Se você quiser fazer esse esquema de Airbnb na região, comprar peixe e cozinhar, temos umas dicas e recomendações:

– há épocas pros peixes, e agora estava uma época muito fraca. Na teoria junho e agosto são os meses melhores. Não tinha quase nada no Mercado de Peixes de Ubatuba, então fomos pra Peixaria do Orlando, que parecia ter mais oferta. Compramos pargo, cambucu, lagostim, polvo congelado – ficou caro, pagamos R$ 270. Na primeira noite fizemos ceviche com o pargo, mas não conseguimos comer, o gosto era de peixe não-fresco. No sábado queríamos fazer polvo tostado com páprica e alho, mas descobrimos que tinham nos vendido polvo estragado, além de enganação, pedimos um polvo grande e quando abrimos o pacote descobrimos que eram dois pequenos: embalados à vácuo você não consegue ver. Estava cheirando muito forte, jogamos fora: ou seja, não confie na Peixaria do Orlando. Os lagostins se salvaram, mas o cambucu nos fez passar um pouco mal.

– na Praia do Lázaro tem a peixaria Água Viva, fomos lá pra ver se encontrávamos algo. Compramos tentáculos de polvo, pescada, camarões. Não estava ruim, mas é tudo congelado cru, e os frutos do mar congelados cruz encolhem drasticamente depois de cozidos.

– Na viagem em fevereiro pra São Sebastião compramos um cambucu grande, na Peixaria Arrastão. Foi caro, R$ 45 o quilo, nossa conta ficou em R$ 240, mas valeu a pena. O peixe estava delicioso, fizemos ceviche, moqueca, peixe grelhado, e ainda pudemos congelar, trazer pra São Paulo e tivemos peixe pra fazer moqueca mais duas vezes.

Concluímos que:

– da próxima vez que formos pra Praia da Fortaleza, vamos tentar achar bons mercados de peixe em Caraguatatuba, que fica no caminho, antes de chegar na entrada pra Fortaleza. Da Praia da Fortaleza até o centro de Ubatuba são 50 minutos, é muito longe.

– na peixaria, vamos sempre comprar o que for mais abundante na época (tinha bastante tainha e anchova, mas como são peixes que a gente sempre come em São Paulo, quisemos outros e nos demos mal).

– mesmo que for caro, vamos tentar comprar peixes grandes. Menos espinhas, filés mais grossos, o que sobrar você congela e leva.

– não vamos comprar mais camarões congelados crus, encolhem muito.

– se for pra comprar polvo, só tentáculos, não inteiros, e sabendo que vão encolher bastante.

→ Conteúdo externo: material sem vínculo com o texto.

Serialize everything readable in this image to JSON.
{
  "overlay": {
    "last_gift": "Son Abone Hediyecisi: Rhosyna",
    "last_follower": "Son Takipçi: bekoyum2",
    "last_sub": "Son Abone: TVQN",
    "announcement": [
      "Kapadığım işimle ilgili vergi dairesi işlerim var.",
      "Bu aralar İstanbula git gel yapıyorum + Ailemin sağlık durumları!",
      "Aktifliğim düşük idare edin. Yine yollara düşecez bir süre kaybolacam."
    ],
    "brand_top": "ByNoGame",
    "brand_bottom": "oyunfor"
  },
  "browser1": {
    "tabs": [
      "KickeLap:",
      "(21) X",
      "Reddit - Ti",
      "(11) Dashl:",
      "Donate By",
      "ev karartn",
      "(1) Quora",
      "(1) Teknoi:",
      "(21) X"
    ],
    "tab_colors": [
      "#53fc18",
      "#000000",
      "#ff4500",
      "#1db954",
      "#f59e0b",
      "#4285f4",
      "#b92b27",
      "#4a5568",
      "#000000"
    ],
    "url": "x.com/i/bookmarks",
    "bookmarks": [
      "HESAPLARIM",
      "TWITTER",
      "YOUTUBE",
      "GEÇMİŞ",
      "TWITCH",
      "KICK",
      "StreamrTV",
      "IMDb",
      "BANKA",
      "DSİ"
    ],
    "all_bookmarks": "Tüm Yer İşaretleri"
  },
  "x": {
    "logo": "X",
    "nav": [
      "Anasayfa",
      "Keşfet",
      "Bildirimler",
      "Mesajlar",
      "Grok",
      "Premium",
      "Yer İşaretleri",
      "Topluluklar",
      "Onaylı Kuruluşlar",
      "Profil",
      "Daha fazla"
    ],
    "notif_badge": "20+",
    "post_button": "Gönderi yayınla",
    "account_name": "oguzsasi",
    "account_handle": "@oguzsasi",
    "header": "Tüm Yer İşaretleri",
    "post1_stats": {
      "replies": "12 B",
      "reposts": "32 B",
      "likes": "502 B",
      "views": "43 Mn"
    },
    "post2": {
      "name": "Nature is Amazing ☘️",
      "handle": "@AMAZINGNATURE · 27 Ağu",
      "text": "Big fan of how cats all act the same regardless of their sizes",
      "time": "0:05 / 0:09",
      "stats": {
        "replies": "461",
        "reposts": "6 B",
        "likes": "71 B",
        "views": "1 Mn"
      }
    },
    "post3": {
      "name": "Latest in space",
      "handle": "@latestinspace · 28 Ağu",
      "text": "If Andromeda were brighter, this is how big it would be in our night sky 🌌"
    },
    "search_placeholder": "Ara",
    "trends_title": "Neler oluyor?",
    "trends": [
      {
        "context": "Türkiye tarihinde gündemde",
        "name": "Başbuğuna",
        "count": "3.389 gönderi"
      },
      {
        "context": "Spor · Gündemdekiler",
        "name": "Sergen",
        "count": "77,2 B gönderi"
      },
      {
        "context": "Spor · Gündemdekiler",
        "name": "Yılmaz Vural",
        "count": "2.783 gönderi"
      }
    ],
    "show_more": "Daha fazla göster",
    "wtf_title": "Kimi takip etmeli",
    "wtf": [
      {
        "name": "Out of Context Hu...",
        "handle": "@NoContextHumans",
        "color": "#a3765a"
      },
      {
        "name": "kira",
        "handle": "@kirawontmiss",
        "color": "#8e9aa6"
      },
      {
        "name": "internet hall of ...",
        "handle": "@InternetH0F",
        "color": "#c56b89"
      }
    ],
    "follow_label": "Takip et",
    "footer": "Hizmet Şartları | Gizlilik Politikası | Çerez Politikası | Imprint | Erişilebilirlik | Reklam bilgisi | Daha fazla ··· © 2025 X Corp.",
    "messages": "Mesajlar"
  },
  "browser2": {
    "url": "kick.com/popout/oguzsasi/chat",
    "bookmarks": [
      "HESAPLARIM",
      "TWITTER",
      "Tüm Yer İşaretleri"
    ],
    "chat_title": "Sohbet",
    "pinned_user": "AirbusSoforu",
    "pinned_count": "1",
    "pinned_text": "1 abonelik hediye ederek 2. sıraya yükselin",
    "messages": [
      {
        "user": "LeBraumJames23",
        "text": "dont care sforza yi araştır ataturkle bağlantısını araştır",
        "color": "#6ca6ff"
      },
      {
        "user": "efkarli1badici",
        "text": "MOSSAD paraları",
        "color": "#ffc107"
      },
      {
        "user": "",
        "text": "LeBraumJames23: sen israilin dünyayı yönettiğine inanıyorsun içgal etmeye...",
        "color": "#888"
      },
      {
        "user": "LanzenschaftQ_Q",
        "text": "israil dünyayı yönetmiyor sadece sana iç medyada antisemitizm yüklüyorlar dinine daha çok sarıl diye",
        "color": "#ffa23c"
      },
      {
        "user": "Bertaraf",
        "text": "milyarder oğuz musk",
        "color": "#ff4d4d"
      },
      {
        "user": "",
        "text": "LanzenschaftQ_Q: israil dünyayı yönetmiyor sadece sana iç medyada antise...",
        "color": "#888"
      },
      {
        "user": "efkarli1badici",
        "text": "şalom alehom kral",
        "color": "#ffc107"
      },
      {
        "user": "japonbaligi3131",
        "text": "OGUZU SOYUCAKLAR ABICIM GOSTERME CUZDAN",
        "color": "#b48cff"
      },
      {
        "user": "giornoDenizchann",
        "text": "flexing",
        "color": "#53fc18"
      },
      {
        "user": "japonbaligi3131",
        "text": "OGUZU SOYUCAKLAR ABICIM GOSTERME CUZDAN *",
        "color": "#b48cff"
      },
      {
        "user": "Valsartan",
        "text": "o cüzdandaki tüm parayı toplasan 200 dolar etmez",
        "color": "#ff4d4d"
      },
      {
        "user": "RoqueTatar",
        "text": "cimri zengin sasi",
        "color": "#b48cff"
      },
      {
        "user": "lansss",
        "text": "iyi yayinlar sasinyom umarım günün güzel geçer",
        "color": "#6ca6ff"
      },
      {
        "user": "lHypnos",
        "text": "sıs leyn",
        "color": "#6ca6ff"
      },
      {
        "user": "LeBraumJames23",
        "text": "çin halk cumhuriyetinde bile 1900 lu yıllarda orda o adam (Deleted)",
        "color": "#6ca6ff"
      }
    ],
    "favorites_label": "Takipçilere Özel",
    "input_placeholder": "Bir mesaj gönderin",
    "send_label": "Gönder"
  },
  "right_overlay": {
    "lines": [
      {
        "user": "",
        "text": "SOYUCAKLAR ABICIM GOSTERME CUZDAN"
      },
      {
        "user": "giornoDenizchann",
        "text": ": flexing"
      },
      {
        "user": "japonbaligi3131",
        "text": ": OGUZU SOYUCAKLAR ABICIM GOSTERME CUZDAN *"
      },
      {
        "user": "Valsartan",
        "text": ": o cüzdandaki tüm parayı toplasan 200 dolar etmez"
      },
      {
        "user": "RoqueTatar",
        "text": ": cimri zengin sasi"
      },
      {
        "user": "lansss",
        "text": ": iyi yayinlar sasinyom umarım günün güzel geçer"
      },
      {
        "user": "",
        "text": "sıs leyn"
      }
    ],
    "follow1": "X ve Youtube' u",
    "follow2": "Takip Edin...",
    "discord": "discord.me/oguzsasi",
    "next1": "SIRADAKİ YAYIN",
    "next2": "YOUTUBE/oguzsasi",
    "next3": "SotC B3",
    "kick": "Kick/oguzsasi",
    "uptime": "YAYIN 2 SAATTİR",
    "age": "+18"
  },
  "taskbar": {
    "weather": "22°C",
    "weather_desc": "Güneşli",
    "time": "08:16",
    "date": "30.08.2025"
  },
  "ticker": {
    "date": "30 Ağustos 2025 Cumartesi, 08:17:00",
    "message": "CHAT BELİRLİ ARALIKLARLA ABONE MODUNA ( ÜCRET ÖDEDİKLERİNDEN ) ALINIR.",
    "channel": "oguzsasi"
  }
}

– Peixaria do Orlando nunca mais. O Cris falou que deu uma olhada no Facebook, na página deles tem poucos comentários, mas um deles diz que também comprou peixe estragado.

 

Pelo o que eu saiba essa pesca não é predatória, não é como atum e meca, e parece que há um controle rigoroso. Uma moça no mercado estava até nos contando que os fiscais são sempre de outras cidades, pra não correr o risco do fiscal ter amigos e conhecidos e fazer vista grossa pra alguns. Mas se eu estiver errada, me falem. Adoramos frutos do mar, mas nada vale a pena consumir se destrói a natureza.